280.16. Test case 14: func_xdp_prog_mq

This test loads a custom xdp program on the network interface with two queues and then creates a PMD with sockets on those two queues. It assumes the custom program compilation outlined in the previous test has been completed.

  1. Set the hardware queues:

    ethtool -L eth0 combined 2
    
  2. Configure busy polling settings:

    echo 2 >> /sys/class/net/eth0/napi_defer_hard_irqs
    echo 200000 >> /sys/class/net/eth0/gro_flush_timeout
    
  3. Start testpmd:

    ./x86_64-native-linuxapp-gcc/app/dpdk-testpmd --no-pci \
    --vdev=net_af_xdp0,iface=eth0,xdp_prog=xdp_example.o,queue_count=2 \
    --log-level=pmd.net.af_xdp,debug -- \
    --rxq=2 --txq=2 \
    --forward-mode=macswap
    
  4. Check for the log Successfully loaded XDP program xdp_example.o with fd <fd>

  5. Send packets with random IP addresses by packet generator. Ensure some packets were distributed to the two queues.

280.17. Test case 15: func_secondary_prog

This test launches two processes - a primary and a secondary DPDK process. It verifies that the secondary process can communicate with the primary by running the “show port info all” command in the secondary and ensuring that the port info matches that of the PMD in the primary process.
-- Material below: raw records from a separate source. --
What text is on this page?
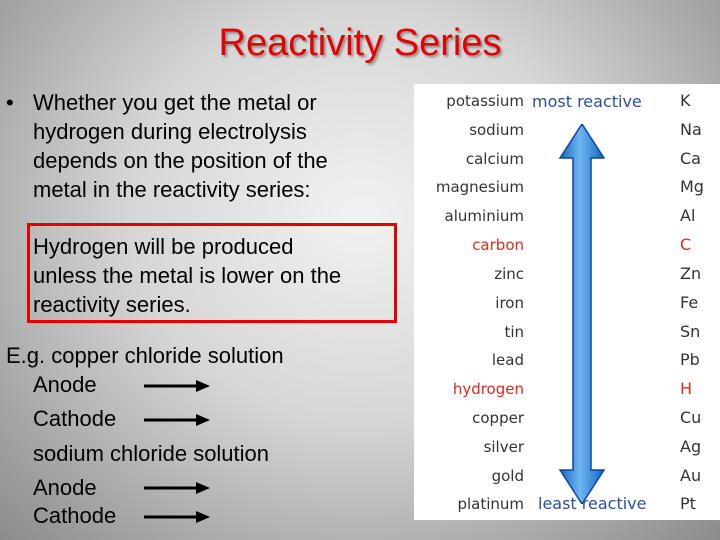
Reactivity Series
• Whether you get the metal or
hydrogen during electrolysis
depends on the position of the
metal in the reactivity series:
Hydrogen will be produced
unless the metal is lower on the
reactivity series.
E.g. copper chloride solution
Anode
Cathode
sodium chloride solution
Anode
Cathode
most reactive
least reactive
potassium	K
sodium	Na
calcium	Ca
magnesium	Mg
aluminium	Al
carbon	C
zinc	Zn
iron	Fe
tin	Sn
lead	Pb
hydrogen	H
copper	Cu
silver	Ag
gold	Au
platinum	Pt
  1. Set the hardware queues:

    ethtool -L eth0 combined 1
    
  2. Configure busy polling settings:

    echo 2 >> /sys/class/net/eth0/napi_defer_hard_irqs
    echo 200000 >> /sys/class/net/eth0/gro_flush_timeout
    
  3. Start testpmd (primary):

    /root/dpdk/build/app/dpdk-testpmd --no-pci \
    --vdev=net_af_xdp0,iface=eth0 \
    --log-level=pmd.net.af_xdp,debug \
    -- --forward-mode=macswap -a -i
    
  4. Start testpmd (secondary):

    /root/dpdk/build/app/dpdk-testpmd --no-pci \
    --proc-type=auto \
    --log-level=pmd.net.af_xdp,debug \
    -- -i -a
    
  5. execute the CLI command show port info all in the secondary process and ensure that you can see the port info of the net_af_xdp0 PMD from the primary process.